In 2017 season, Akashi changed his uniform number from 36 to 8. Akashi finished the regular season in 103 games with a batting average of .279, a one home runs, a RBI of 23, and a 5 stolen bases. In the 2017 Japan Series against the Yokohama DeNA BayStars, he contributed to the team's Japan Series champion by hitting a double in Game 2 that led to a come-from-behind victory.

On February 27, 2018, Akashi was hospitalized with acute low back pain. In 2018 season, he played only 45 games due to back pain, but his batting average was .282, up from the previous year. In the 2018 Japan Series against the Hiroshima Toyo Carp, Akashi hit a home run in Game 5 and contributed to the team's second consecutive Japan Series champion.

On February 21, 2019, Akashi underwent total spinal endoscopic herniation surgery. On April 24, he returned to the team. On April 25, Akashi hit his first Walk-off home run against the Orix Buffaloes, and he did somersaults at home base. In 2019 season, Akashi finished the regular season in 99 games with a batting average of .248, a 5 home runs, a RBI of 21, and a 6 stolen bases. In the 2019 Japan Series against the Yomiuri Giants, Akashi He participated in defensive and pinch runners and contributed to the team's third consecutive Japan Series champion.

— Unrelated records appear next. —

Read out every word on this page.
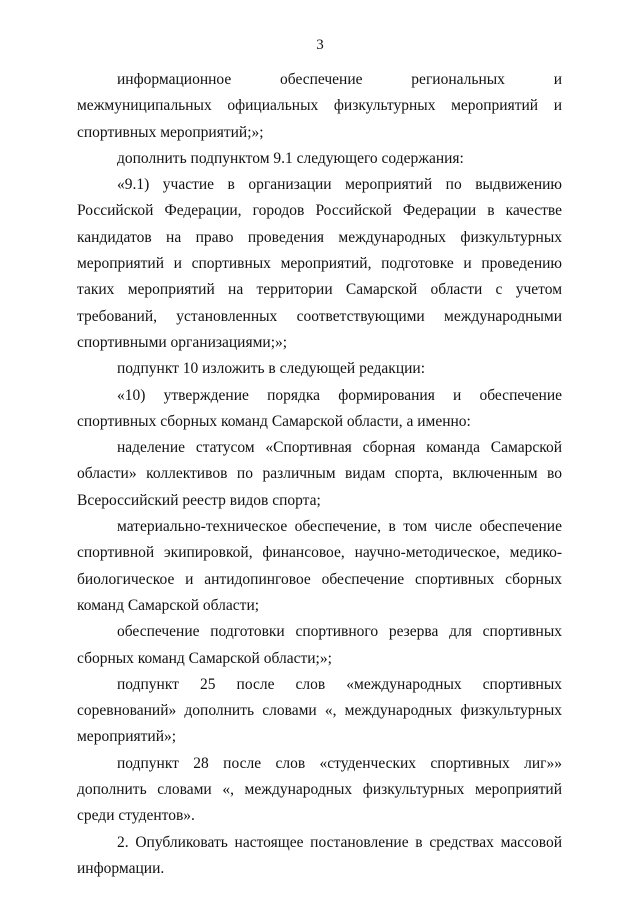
3

информационное обеспечение региональных и межмуниципальных официальных физкультурных мероприятий и спортивных мероприятий;»;

дополнить подпунктом 9.1 следующего содержания:

«9.1) участие в организации мероприятий по выдвижению Российской Федерации, городов Российской Федерации в качестве кандидатов на право проведения международных физкультурных мероприятий и спортивных мероприятий, подготовке и проведению таких мероприятий на территории Самарской области с учетом требований, установленных соответствующими международными спортивными организациями;»;

подпункт 10 изложить в следующей редакции:

«10) утверждение порядка формирования и обеспечение спортивных сборных команд Самарской области, а именно:

наделение статусом «Спортивная сборная команда Самарской области» коллективов по различным видам спорта, включенным во Всероссийский реестр видов спорта;

материально-техническое обеспечение, в том числе обеспечение спортивной экипировкой, финансовое, научно-методическое, медико-биологическое и антидопинговое обеспечение спортивных сборных команд Самарской области;

обеспечение подготовки спортивного резерва для спортивных сборных команд Самарской области;»;

подпункт 25 после слов «международных спортивных соревнований» дополнить словами «, международных физкультурных мероприятий»;

подпункт 28 после слов «студенческих спортивных лиг»» дополнить словами «, международных физкультурных мероприятий среди студентов».

2. Опубликовать настоящее постановление в средствах массовой информации.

In the match against Saitama Seibu Lions on October 31, Akashi recorded 4 hits per game for the first time in 3 years. In 2020 season, Akashi finished the regular season in 63 games with a batting average of .253, a 2 home runs, and a RBI of 17, and a 4 stolen bases. In the 2020 Japan Series against the Yomiuri Giants, He participated in game 2.

===2021–2022 season===
In 2021 season, Akashi finished the regular season in 57 games with a batting average of .202, and a RBI of 7, and a one stolen bases.

On June 24 2022, Akashi recorded 1000 games appearances against the Hokkaido Nippon-Ham Fighters. On September 23, he announced his retirement after the 2022 season.

===After retirement===
On October 31 2022, The Fukuoka SoftBank Hawks have announced that he will be their coach from the 2023 season.